Consider these types of programs when building your debt elimination capabilities:

Workshops and Camps

Many nonprofit credit counseling agencies offer free personal finance workshops, especially around debt and budgeting. You can also find personal finance camps for teens and adults at local financial institutions, libraries, and YMCAs, to name a few.

Workshops and camps should include opportunities to both learn and practice financial principles. A debt workshop should provide you with a chance to put together a debt reduction strategy. A debt camp should help you pull and review your credit report in order to identify your path out of consumer debt.

Interactive Activities and Downloads

Online activities, calculators, and downloads give you a hands-on experience with personal finance topics, taking you from novice to expert-level capabilities. Activities might include simulated budgeting activities.

Downloads, on the other hand, allow you to start putting financial principles into practice within your own finances. Debt Reduction Calculators, for example, come as online forms, PDFs, Excel spreadsheets, or printable documents you can fill out with your personalized information. The best downloads also include practical, easy-to-follow steps to get started.

Coaching

Personal coaches can provide you with the support and motivation to make steady progress toward debt freedom. Although coaches don’t need to specialize in personal finance, you might consider looking for a certified Financial Fitness Coach through the Association of Financial Counseling and Planning Education.

There’s No Teacher like Experience

Of course, learning by doing continues to be both the most common and the most effective way to build our personal capabilities. At the end of the day, it’s the only way to put book knowledge to use. You will make mistakes, and not just early on. We all do. But, as we keep trying and keep learning and keep experimenting, we eventually find methods and systems that work for us as we work toward debt elimination goals.

Common Questions About Managing Debt

  1. How debt management affects credit score?

The FICO scoring model ignores any consumer participation in a debt management program. Indirectly, though, participation in debt management involves closing accounts to further use, which might initially lower your credit score. Over time, though, by establishing a pattern of on-time monthly payments and paying off your debts, you can build a positive credit score through a debt management program.

  1. What to look for in a debt management plan?
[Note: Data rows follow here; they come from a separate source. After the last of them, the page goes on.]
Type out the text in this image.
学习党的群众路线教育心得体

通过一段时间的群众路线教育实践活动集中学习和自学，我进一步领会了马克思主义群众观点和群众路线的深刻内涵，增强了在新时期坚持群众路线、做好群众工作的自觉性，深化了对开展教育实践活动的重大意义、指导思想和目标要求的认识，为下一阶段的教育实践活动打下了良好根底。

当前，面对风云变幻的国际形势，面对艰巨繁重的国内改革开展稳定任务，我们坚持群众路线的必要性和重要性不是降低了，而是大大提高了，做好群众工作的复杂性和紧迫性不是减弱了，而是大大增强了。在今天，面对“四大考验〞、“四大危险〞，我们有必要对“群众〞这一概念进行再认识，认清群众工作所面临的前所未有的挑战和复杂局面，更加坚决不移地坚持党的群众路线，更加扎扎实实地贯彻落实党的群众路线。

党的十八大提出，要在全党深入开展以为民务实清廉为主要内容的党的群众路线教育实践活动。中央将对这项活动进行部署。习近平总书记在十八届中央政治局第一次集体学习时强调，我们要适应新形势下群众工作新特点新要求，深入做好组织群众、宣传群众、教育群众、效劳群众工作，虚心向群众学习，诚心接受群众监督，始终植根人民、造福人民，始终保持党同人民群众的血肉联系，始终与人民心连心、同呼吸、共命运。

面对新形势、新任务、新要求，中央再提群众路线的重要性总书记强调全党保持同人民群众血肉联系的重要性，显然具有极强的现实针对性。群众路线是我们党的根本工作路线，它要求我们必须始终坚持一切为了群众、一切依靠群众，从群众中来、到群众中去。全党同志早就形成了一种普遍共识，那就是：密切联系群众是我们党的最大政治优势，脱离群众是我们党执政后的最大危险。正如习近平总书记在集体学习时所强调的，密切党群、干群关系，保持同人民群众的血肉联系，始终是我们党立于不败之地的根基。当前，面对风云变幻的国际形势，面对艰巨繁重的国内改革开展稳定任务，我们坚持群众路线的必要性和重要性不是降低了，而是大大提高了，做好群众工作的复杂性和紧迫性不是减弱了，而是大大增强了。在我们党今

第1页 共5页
When deciding on a debt management plan (DMP), choose one through a nonprofit agency so it can offer all the concessions creditors can provide DMP clients. Also, make sure to confirm that any debt management agency has registered to do business in your state, usually through the secretary of state or a department of banking, consumer affairs, or finance.
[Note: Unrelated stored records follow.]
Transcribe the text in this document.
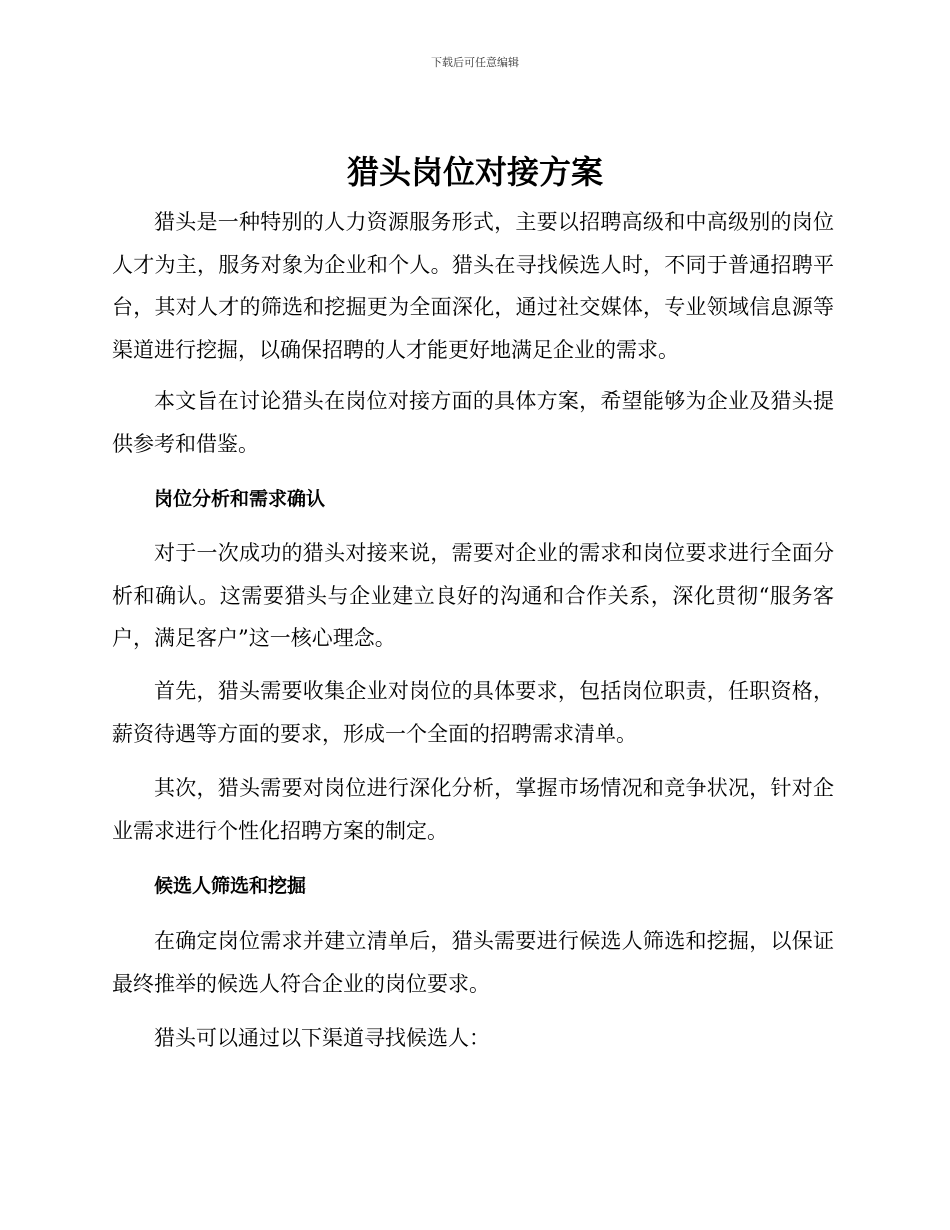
下载后可任意编辑
猎头岗位对接方案

猎头是一种特别的人力资源服务形式，主要以招聘高级和中高级别的岗位人才为主，服务对象为企业和个人。猎头在寻找候选人时，不同于普通招聘平台，其对人才的筛选和挖掘更为全面深化，通过社交媒体，专业领域信息源等渠道进行挖掘，以确保招聘的人才能更好地满足企业的需求。

本文旨在讨论猎头在岗位对接方面的具体方案，希望能够为企业及猎头提供参考和借鉴。

岗位分析和需求确认

对于一次成功的猎头对接来说，需要对企业的需求和岗位要求进行全面分析和确认。这需要猎头与企业建立良好的沟通和合作关系，深化贯彻“服务客户，满足客户”这一核心理念。

首先，猎头需要收集企业对岗位的具体要求，包括岗位职责，任职资格，薪资待遇等方面的要求，形成一个全面的招聘需求清单。

其次，猎头需要对岗位进行深化分析，掌握市场情况和竞争状况，针对企业需求进行个性化招聘方案的制定。

候选人筛选和挖掘

在确定岗位需求并建立清单后，猎头需要进行候选人筛选和挖掘，以保证最终推举的候选人符合企业的岗位要求。

猎头可以通过以下渠道寻找候选人：
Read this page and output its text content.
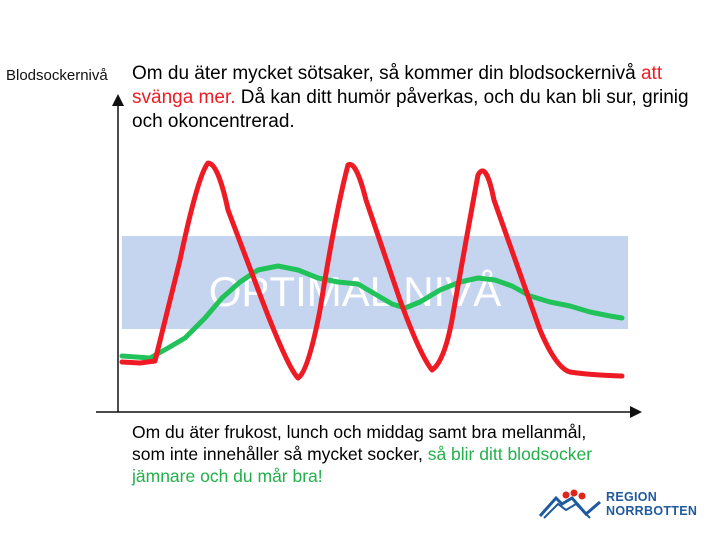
Blodsockernivå Om du äter mycket sötsaker, så kommer din blodsockernivå att svänga mer. Då kan ditt humör påverkas, och du kan bli sur, grinig och okoncentrerad.
OPTIMAL NIVÅ
Om du äter frukost, lunch och middag samt bra mellanmål, som inte innehåller så mycket socker, så blir ditt blodsocker jämnare och du mår bra!
REGION
NORRBOTTEN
  1. Can I get into a debt management plan on my own if I’m married?

If you are the sole owner of the debt, you may enroll in a debt management plan on your own, even if you are married. If your spouse is a joint account owner, both of you will need to enroll in the debt management plan. If your spouse is an authorized user, you do not need your spouse’s authorization to join a DMP.

  1. Is debt management better than bankruptcy?

Financial advisors and credit experts all generally recommend consumers consider bankruptcy as an option of last resort. Because bankruptcy has both long-term and significant effects on your credit, debt management is considered a better option for bankruptcy whenever possible. The Bankruptcy Abuse Prevention and Consumer Protection Act of 2005 requires consumers to meet with a nonprofit credit counseling agency before filing a bankruptcy petition with the courts.

  1. Is there a do-it-yourself debt management plan?

Many credit card companies will offer you a debt management plan with lower interest rates if they know you have no credit cards with other credit card companies. If you have debts with multiple credit card companies, they are less likely to offer you a DMP because it might eliminate their competitive advantage of charging higher interest rates than other creditors.